• He sat in a pool of scarlet, gazing downwards at the frail thing in his arms. The blood had slowed to a mere trickle. Her delicate features were no longer in sync with her now mangled frame. The ivory skin had turned a sickly agate gray. The lavender eyes framed by long, full lashes were nearly overwhelmed by black. The boy brushed a few strands of blood plastered flaxen out of her face, speaking to her as if she was still animate.
    “Dummy. It’s all your fault. Now Mommy will be mad at me.” His auburn eyes scanned the dilapidated factory, studying each layer of graffiti like it was a work of art, and then once again rested on the girl he was holding. He ran his fingers along the nicks that went from her wrists straight to her elbows, crisscrossing here and there to form the intricate patterns so familiar to him.
    “Matteo,” he heard a small voice call. For the first time since the unspeakable happened, he looked up at the surveyor’s deck high above them. Leaning over the rail was the same girl, just several years younger.
    “Matteo, come up here with me.”
    “No.” The response came from a very small boy on the opposite end of the room.
    “I wasn’t asking you,” the girl replied, clearly aggravated.
    “Nuh-uh, Del.” He shook his tow colored hair as a sign of his resolve.
    “Come here now or I’ll tell Mom. She said to always listen to me when she’s not around, and you know how much easier it is to upset her after she’s had her morning scotch.” Her threat got through to him, and he ran straight to the ladder that led up to where she stood.
    “That’s my Teo Bear.” In a blink, the children were gone. Matteo once again stared at his sister, and began moving her mouth.

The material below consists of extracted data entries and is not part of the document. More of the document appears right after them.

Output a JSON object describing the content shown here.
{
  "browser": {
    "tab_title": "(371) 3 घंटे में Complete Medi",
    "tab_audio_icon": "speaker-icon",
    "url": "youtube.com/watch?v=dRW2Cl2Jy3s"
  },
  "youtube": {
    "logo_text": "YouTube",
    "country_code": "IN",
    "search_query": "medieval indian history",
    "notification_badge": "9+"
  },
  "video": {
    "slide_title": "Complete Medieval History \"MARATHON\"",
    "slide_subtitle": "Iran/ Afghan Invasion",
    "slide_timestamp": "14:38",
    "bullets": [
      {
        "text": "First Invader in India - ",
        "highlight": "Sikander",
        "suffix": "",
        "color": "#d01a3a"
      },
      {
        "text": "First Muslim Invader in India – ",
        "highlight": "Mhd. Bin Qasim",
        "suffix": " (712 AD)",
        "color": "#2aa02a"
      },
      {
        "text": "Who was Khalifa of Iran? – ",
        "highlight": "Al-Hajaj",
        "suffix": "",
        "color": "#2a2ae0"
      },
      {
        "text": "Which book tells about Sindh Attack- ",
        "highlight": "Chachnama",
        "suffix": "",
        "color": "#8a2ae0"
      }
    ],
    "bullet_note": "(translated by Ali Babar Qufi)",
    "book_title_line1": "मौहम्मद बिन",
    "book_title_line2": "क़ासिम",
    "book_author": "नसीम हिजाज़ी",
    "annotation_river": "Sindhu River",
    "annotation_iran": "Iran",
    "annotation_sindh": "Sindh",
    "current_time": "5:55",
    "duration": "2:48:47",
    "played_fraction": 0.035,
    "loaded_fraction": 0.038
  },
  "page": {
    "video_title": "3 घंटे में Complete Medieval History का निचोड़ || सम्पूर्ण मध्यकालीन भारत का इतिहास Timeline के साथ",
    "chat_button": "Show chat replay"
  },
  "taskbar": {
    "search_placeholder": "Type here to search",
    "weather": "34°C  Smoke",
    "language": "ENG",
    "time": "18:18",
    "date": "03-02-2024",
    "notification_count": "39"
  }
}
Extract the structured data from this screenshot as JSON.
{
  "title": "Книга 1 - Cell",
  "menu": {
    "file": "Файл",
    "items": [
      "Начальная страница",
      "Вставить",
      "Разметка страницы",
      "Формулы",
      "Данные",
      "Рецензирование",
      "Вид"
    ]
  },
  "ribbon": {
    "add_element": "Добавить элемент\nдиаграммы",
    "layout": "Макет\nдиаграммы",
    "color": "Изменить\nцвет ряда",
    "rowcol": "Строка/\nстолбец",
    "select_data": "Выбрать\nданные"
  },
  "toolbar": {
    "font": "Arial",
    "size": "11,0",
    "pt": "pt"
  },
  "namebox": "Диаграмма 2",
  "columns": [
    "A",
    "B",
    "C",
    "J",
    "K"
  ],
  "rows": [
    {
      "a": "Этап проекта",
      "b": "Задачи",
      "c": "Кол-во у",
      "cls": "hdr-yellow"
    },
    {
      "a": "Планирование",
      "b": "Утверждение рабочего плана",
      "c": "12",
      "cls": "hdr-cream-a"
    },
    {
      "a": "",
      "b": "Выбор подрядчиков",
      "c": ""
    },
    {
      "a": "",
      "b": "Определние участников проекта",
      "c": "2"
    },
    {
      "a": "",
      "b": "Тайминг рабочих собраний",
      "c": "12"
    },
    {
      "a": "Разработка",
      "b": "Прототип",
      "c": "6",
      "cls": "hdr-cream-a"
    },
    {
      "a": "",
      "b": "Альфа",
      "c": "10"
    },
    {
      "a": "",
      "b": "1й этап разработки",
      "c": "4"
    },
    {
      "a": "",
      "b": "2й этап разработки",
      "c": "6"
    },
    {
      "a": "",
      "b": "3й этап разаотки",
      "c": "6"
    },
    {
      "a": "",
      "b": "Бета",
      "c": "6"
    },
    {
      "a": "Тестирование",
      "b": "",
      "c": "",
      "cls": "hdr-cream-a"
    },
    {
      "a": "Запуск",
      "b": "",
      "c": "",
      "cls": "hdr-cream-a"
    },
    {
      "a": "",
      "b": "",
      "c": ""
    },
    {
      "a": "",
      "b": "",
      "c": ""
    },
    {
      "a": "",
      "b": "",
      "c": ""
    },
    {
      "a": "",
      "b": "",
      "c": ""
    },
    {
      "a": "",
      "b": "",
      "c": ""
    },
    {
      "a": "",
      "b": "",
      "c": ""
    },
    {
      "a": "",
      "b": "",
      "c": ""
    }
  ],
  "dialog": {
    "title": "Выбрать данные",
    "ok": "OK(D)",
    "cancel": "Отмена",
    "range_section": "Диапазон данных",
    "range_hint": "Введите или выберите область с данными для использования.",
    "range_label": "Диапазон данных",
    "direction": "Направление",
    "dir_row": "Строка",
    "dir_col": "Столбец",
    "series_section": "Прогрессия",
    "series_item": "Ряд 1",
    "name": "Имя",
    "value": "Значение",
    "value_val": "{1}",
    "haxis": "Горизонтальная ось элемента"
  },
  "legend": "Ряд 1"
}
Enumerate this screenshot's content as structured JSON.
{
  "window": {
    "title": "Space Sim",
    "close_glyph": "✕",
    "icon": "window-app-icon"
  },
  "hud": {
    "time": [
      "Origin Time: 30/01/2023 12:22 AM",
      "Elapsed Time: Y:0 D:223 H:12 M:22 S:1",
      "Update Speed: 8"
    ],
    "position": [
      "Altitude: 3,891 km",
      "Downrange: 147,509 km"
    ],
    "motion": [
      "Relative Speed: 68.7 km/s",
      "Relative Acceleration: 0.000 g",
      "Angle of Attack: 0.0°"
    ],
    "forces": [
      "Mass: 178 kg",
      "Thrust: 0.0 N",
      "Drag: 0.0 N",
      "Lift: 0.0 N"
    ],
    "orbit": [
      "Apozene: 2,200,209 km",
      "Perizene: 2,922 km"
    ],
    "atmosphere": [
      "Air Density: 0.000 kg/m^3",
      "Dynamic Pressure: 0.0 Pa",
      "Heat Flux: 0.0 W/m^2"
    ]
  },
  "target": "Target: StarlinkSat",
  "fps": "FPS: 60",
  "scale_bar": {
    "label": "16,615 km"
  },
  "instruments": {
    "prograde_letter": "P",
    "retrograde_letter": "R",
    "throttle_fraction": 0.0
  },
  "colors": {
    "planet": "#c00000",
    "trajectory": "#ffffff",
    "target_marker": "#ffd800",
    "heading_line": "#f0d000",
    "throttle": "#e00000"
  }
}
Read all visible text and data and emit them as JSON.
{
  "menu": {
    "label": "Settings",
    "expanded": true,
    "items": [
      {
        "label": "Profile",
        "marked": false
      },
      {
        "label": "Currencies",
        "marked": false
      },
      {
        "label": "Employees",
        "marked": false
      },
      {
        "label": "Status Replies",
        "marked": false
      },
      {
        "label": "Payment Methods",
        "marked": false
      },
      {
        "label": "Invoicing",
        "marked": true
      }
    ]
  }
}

    “Go on, push me. You always have to listen to what I say. What, you don’t have the guts to do it?” he said in a falsetto. He changed his voice back to normal and sighed. “Turns out I did, huh?” After a short time, he felt hot tears slide down his face. Matteo sobbed bitterly, and his quivering caused Dellarise’s body to tremble slightly. He stopped crying, but not shaking. His eyes widened, even brightened a little, as he noticed this change. However, it did not take very long for him to realize that nothing had actually changed: his sister was still, and forever would be, dead.
    The wailing sirens came closer and closer, until they were right outside. Matteo did not resist the police officers, and only flinched slightly when they took Dellarise out of his arms. For the first, the only, and the last time in thirteen years, the Brady siblings were forced to go their separate ways.

    Marissa Brady was bubbling over with excitement as she pulled her red Honda Civic into the driveway. She couldn’t wait to tell her children about why she had been gone all afternoon straight into the evening. Her first Alcoholics Anonymous meeting had been a success. In fact, she was so thrilled that she didn’t even notice the police car parked on the grass. All Marissa could think about was how ten years of alcohol abuse and the awful things it made her do would slowly but surely be reversed, and how happy her seventeen year old daughter and thirteen year old son would be that they could finally be a normal, happy family.